New York prepares Covid 19 plan for Back-to-School and Fall season surge

Governor Hochul announced that New York is working closely with public health experts to craft a Fall Action Plan to address the potential for seasonal COVID-19 surges later this year, as well as strategies to allow students to return safely to school this fall. She also announced a Request for Proposals has been released for an independent After-Action Review to assess the State’s COVID-19 response, identify what worked and what did not, and serve as a guide for all local governments planning emergency response efforts.

“Since day one, my top priority has been to keep New Yorkers safe, especially as we prioritize safely navigating forward through this pandemic,” Governor Hochul said. “My team is working around the clock to bolster our preparedness against future pandemic surges and other related public health emergencies both in the short-term and the long-term. We’ve made real progress in our fight against COVID-19, and we remain vigilant in making sure that New York State emerges stronger than ever before.”

As the pandemic progresses and continues to change, we must remain vigilant and be prepared for new strains as they emerge,” said Lieutenant Governor Antonio Delgado. “With students returning to school classrooms in the fall, we need to have a plan in place to address future variants.”

Fall planning will focus on addressing the below, but not limited to:

  • A Return to School strategy, including distributing 3 million tests to schools before the beginning of the school year.
  • Getting more New Yorkers vaccinated & boosted, including the ability to stand up mass vaccination sites again if the need arises.
  • Encouraging New Yorkers to test early, test often.
  • Promoting more access to treatment and therapeutics, including a recently launched statewide hotline for New Yorkers who may not have immediate access to healthcare professionals, as well as an ongoing commitment to support New Yorkers struggling with the effects of Long COVID
  • Readying stockpile of personal protective equipment (PPE), including 20 million tests ready to deploy where needed.
  • Strengthening our hospital systems, including preparations to ramp up the State’s Surge Operations Center in the event they are needed
  • Coordinating with federal and local partners.

Governor Hochul’s presentation on the Fall Action Plan is available here.

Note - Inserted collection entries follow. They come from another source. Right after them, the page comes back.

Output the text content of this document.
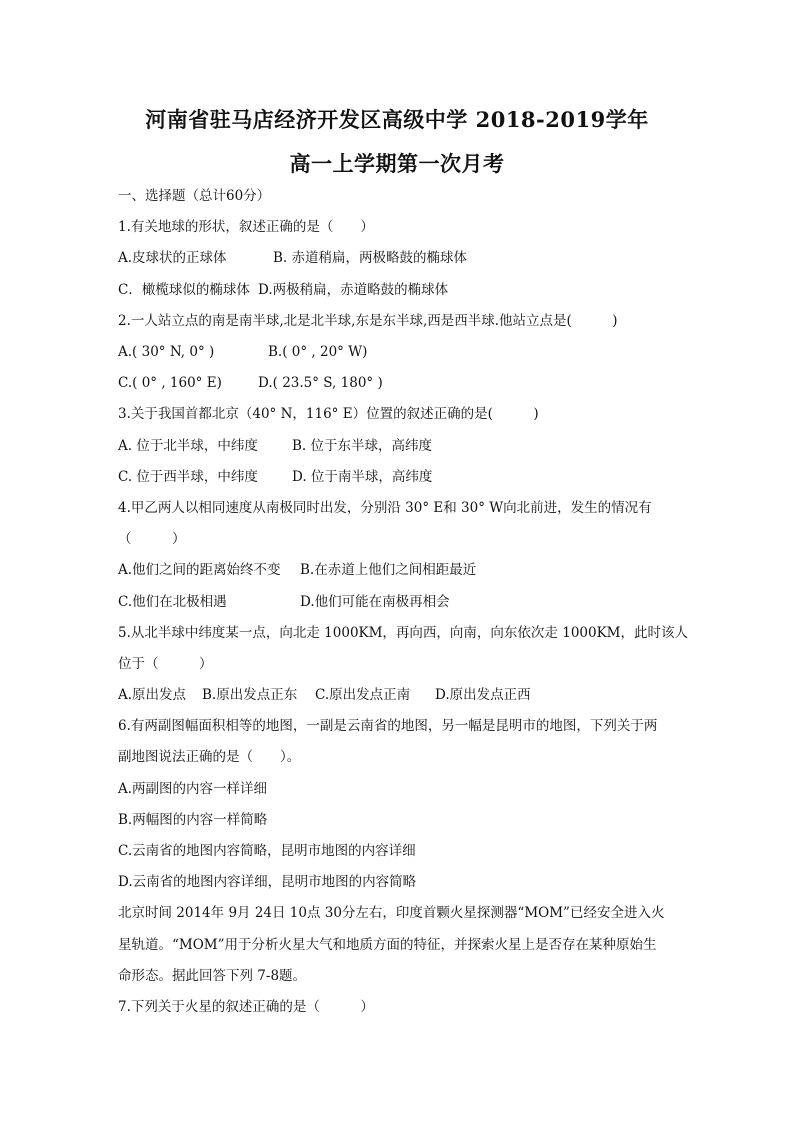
河南省驻马店经济开发区高级中学 2018-2019学年
高一上学期第一次月考
一、选择题（总计60分）
1.有关地球的形状，叙述正确的是（　　）
A.皮球状的正球体	B. 赤道稍扁，两极略鼓的椭球体
C．橄榄球似的椭球体 D.两极稍扁，赤道略鼓的椭球体
2.一人站立点的南是南半球,北是北半球,东是东半球,西是西半球.他站立点是(　　　)
A.( 30° N, 0° )	B.( 0° , 20° W)
C.( 0° , 160° E)	D.( 23.5° S, 180° )
3.关于我国首都北京（40° N，116° E）位置的叙述正确的是(　　　)
A. 位于北半球，中纬度	B. 位于东半球，高纬度
C. 位于西半球，中纬度	D. 位于南半球，高纬度
4.甲乙两人以相同速度从南极同时出发，分别沿 30° E和 30° W向北前进，发生的情况有
（　　　）
A.他们之间的距离始终不变 B.在赤道上他们之间相距最近
C.他们在北极相遇	D.他们可能在南极再相会
5.从北半球中纬度某一点，向北走 1000KM，再向西，向南，向东依次走 1000KM，此时该人
位于（　　　）
A.原出发点 B.原出发点正东 C.原出发点正南 D.原出发点正西
6.有两副图幅面积相等的地图，一副是云南省的地图，另一幅是昆明市的地图，下列关于两
副地图说法正确的是（　　）。
A.两副图的内容一样详细
B.两幅图的内容一样简略
C.云南省的地图内容简略，昆明市地图的内容详细
D.云南省的地图内容详细，昆明市地图的内容简略
北京时间 2014年 9月 24日 10点 30分左右，印度首颗火星探测器“MOM”已经安全进入火
星轨道。“MOM”用于分析火星大气和地质方面的特征，并探索火星上是否存在某种原始生
命形态。据此回答下列 7-8题。
7.下列关于火星的叙述正确的是（　　　）
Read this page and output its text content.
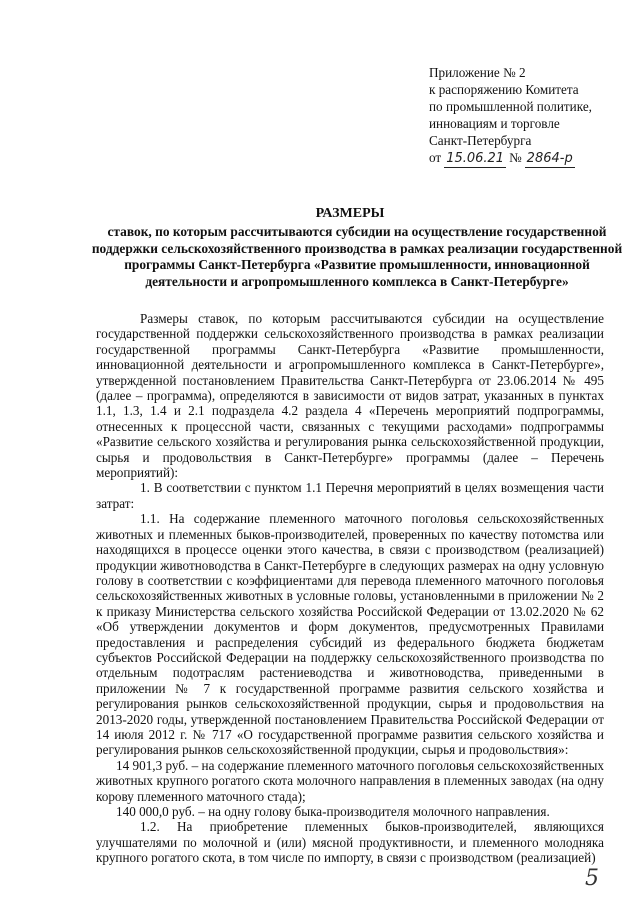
Приложение № 2
к распоряжению Комитета
по промышленной политике,
инновациям и торговле
Санкт-Петербурга
от 15.06.21 № 2864-р
РАЗМЕРЫ
ставок, по которым рассчитываются субсидии на осуществление государственной поддержки сельскохозяйственного производства в рамках реализации государственной программы Санкт-Петербурга «Развитие промышленности, инновационной деятельности и агропромышленного комплекса в Санкт-Петербурге»

Размеры ставок, по которым рассчитываются субсидии на осуществление государственной поддержки сельскохозяйственного производства в рамках реализации государственной программы Санкт-Петербурга «Развитие промышленности, инновационной деятельности и агропромышленного комплекса в Санкт-Петербурге», утвержденной постановлением Правительства Санкт-Петербурга от 23.06.2014 № 495 (далее – программа), определяются в зависимости от видов затрат, указанных в пунктах 1.1, 1.3, 1.4 и 2.1 подраздела 4.2 раздела 4 «Перечень мероприятий подпрограммы, отнесенных к процессной части, связанных с текущими расходами» подпрограммы «Развитие сельского хозяйства и регулирования рынка сельскохозяйственной продукции, сырья и продовольствия в Санкт-Петербурге» программы (далее – Перечень мероприятий):

1. В соответствии с пунктом 1.1 Перечня мероприятий в целях возмещения части затрат:

1.1. На содержание племенного маточного поголовья сельскохозяйственных животных и племенных быков-производителей, проверенных по качеству потомства или находящихся в процессе оценки этого качества, в связи с производством (реализацией) продукции животноводства в Санкт-Петербурге в следующих размерах на одну условную голову в соответствии с коэффициентами для перевода племенного маточного поголовья сельскохозяйственных животных в условные головы, установленными в приложении № 2 к приказу Министерства сельского хозяйства Российской Федерации от 13.02.2020 № 62 «Об утверждении документов и форм документов, предусмотренных Правилами предоставления и распределения субсидий из федерального бюджета бюджетам субъектов Российской Федерации на поддержку сельскохозяйственного производства по отдельным подотраслям растениеводства и животноводства, приведенными в приложении № 7 к государственной программе развития сельского хозяйства и регулирования рынков сельскохозяйственной продукции, сырья и продовольствия на 2013-2020 годы, утвержденной постановлением Правительства Российской Федерации от 14 июля 2012 г. № 717 «О государственной программе развития сельского хозяйства и регулирования рынков сельскохозяйственной продукции, сырья и продовольствия»:

14 901,3 руб. – на содержание племенного маточного поголовья сельскохозяйственных животных крупного рогатого скота молочного направления в племенных заводах (на одну корову племенного маточного стада);

140 000,0 руб. – на одну голову быка-производителя молочного направления.

1.2. На приобретение племенных быков-производителей, являющихся улучшателями по молочной и (или) мясной продуктивности, и племенного молодняка крупного рогатого скота, в том числе по импорту, в связи с производством (реализацией)

5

The Review will accomplish the following objectives:

  • Review the State’s COVID-19 response.
  • Identify strengths, best practices, as well areas where policies were deficient in meeting the public’s needs and identify key lessons to improve public health preparedness and response.
  • Report the key findings in a structured and timely manner and provide clarification as needed.
  • Provide key recommendations and prioritize or categorize those recommendations.
  • Prepare a planning guide for the State for use in a future emergency, including identification of the first steps the State should take when an emergency overwhelms existing plans on the level of Covid-19 occurs and recommendations on how to approach and guide executive decision making.
  • Recommendations should be specific, feasible, time bound, measurable, and adequately translated into an action plan(s).

The Review will focus on the following major areas of the State’s COVID response, including but not limited to:

  • Review policies and guidance on the management of hospitals and in-patient facilities in light of the pandemic’s demands, including which medical procedures could and should continue.
  • Review policies and guidance for the transfer of individuals, particularly the most vulnerable individuals, into congregate settings, including homeless shelters, group homes, nursing homes, jails and prisons, and which entities are most qualified to make those decisions and the efficacy of infection controls within those entities.
  • Review policies and guidance for the shutdown and reopening of educational institutions, and how early childhood, school age, special education and post-secondary educational programs were handled during COVID-19 and how they should be handled in a future emergency.
  • Factors for determining which businesses, industries, and functions should be considered essential and for what purposes.
  • The securing and procurement of essential goods and services to meet New Yorkers’ needs.
  • The protection needed for essential workers in the workplace, and programs and services needed by these workers, who are often from low-income communities of color.
  • Coordination among and between the State and its federal and local counterparts, including relationships with mayors, county leaders and other elected officials.
  • Effective education and communication with the public, including the sharing of data and other information.
  • Staffing and expertise needed to plan and implement emergency procedures and specific functions that must be fulfilled.